Hazelnut and chocolate cake
Having been kept waiting for three hours, Dick Dewy leaves Miss Fancy Day snipping and sewing her blue dress. The plan is that he will return for her a quarter of an hour later, however, Dick convinces himself that he has been scandalously trifled with by Fancy and decides that, to punish her, he will not return. Instead, he leaps over the gate, pushes up the lane for two miles, takes a winding path called Snail-Creep, and crawls through the opening to the hazel grove in Grey’s Wood.
Getting a class of 15-year-olds to relay/read the opening of chapter four of Under the Greenwood Tree, which is memorably entitled “Going Nutting”, is an extremely effective way to engage them with the majesty of Thomas Hardy. And the title is nothing compared to the line (as Dick vanished among the bushes): “Never man nutted as Dick nutted that afternoon.” We were the ones being manipulated, though; our exquisite desk-shaking hysterics feeling like freedom, but in fact keeping us glued to the page and each other. Dick gathered until the sun set and the bunches of nuts could not be distinguished from the leaves which nourished them, at which point he shouldered his bag containing two pecks of the finest produce of the wood.
The nuts, of course, were wild hazelnuts, and nutting (that is, the gathering of them), was one of the joys of the countryside in Hardy’s time. As was the gathering of cobnuts, a cultivated variety of hazelnuts – milky, crunchy and sweet – which can also be used for a game of the same name, played as you would conkers: “The object of which is to crush the nuts of the opponent.”
Cobnuts are still cultivated on Potash Farm in St Mary’s Platt, Roughway Farm in Tonbridge, and Farnell Farm in Rolvenden (to name just a few), selling fresh nuts between late August and the end of October, and available dried from October to December. As well as cobnuts, their torpedo-shaped cousin filberts also grew in the ideal conditions in Kent, and in particular in the golden triangle between Tonbridge, Sevenoaks and Maidstone.
Now, of course, is the time for dried cobnuts and hazelnuts which, having lost their milky sweetness, will have gained a richer, more buttery flavour, coaxed out even more by toasting. Whatever variety you choose, you will need 250g for this week’s recipe, which is a variation of torta caprese, only substituting hazelnuts for almonds.
Heat the oven to 180C (160C fan)/350F/gas 4 and line a 24cm round cake tin with baking paper. Working in a food processor, pulse 250g whole, shelled, toasted hazelnuts or cobnuts until they form a rough flour, then add 200g roughly chopped dark chocolate and pulse again until you have a sandy mixture. In another bowl, beat together 200g room temperature butter and 150g caster sugar until soft and light, then beat in four egg yolks one by one, before stirring in the chocolate and an optional two tablespoons of plain flour. Whisk the four egg whites in a separate bowl until they form stiff peaks, then carefully fold them into the cake batter. Scrape the lot into the prepared tin and bake for 40 minutes, or until the cake is more or less firm but with a tender middle. Don’t worry if the cake sinks at the centre – this is to be expected.

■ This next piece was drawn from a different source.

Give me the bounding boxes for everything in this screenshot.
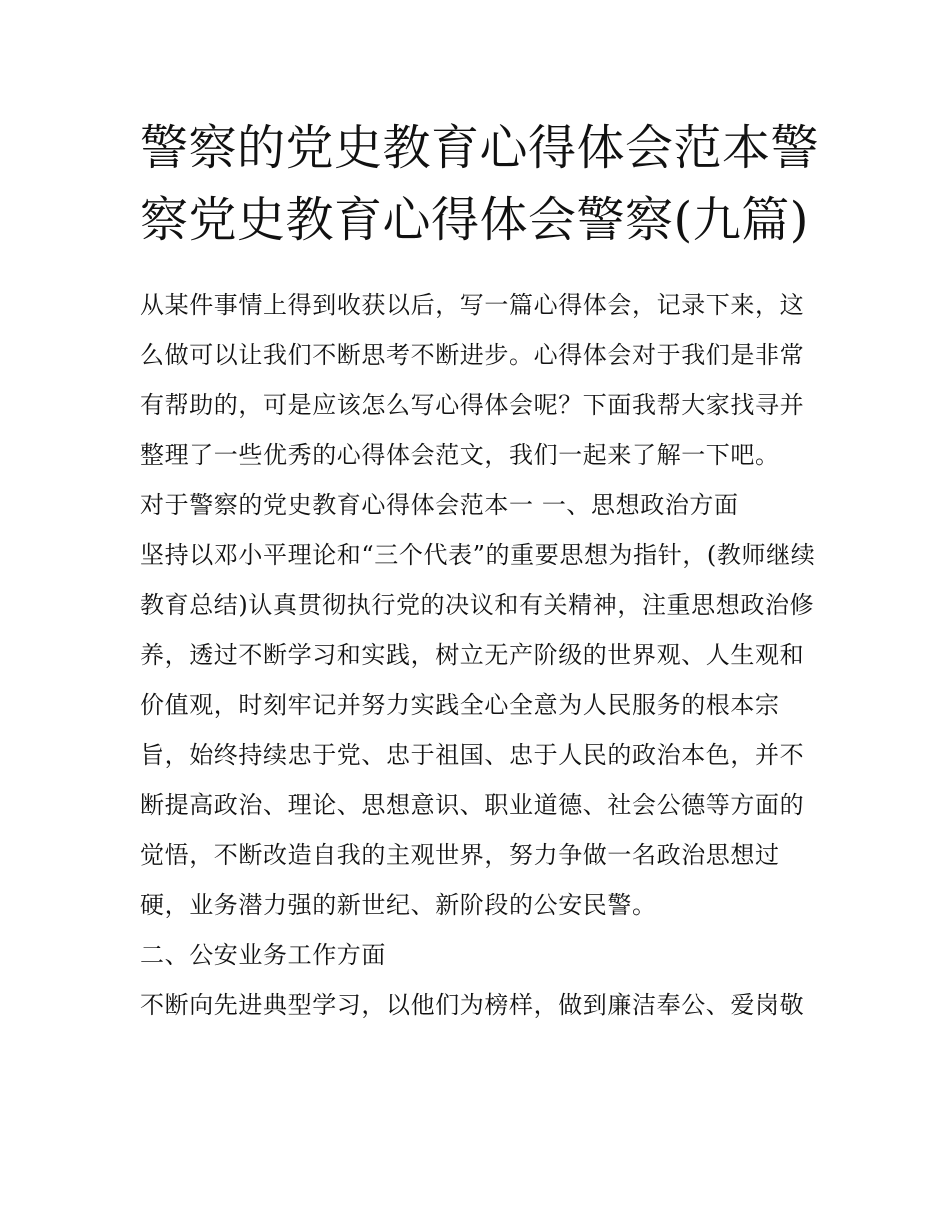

The cake will be delicate when it comes out of the oven, so set it aside to cool in the tin for a while before carefully turning it out on to a rack. A heavy dusting of icing sugar is nice, as is a spoonful of cold cream or – even better – a spoonful of hazelnut ice-cream. And by the way, Fancy does leave her dress and goes off to find Dick. After much talk, all is forgiven and they set about proceeding homewards, quite forgetting the bag of nuts among the brambles.
Hazelnut (or cobnut) and chocolate cake
Makes 1 x 24cm round cake
250g whole, shelled, toasted hazelnuts or cobnuts
200g dark chocolate, roughly chopped
150g room temperature butter
150g caster sugar
4 eggs, separated
2 tbsp plain flour (optional)
Icing sugar, for dusting
Heat the oven to 180C (160C fan)/350F/gas 4 and line a 24cm cake tin with parchment.
Working in food processor, pulse the hazelnuts until they form a rough flour, then add the chopped chocolate and pulse again until you have a sandy mixture.
Beat together the butter and sugar until soft and light, then beat in the egg yolks one by one, before stirring in the chocolate and optional flour.
Whisk the egg whites until they form stiff peaks, then fold into the mixture. Scrape the lot into the prepared tin and bake for 40 minutes, or until the cake is more or less firm but with a gentle wobble at the centre. It will be delicate, so allow the cake to cool in the tin for a while, before carefully turning out on to a cooling rack and dusting with icing sugar.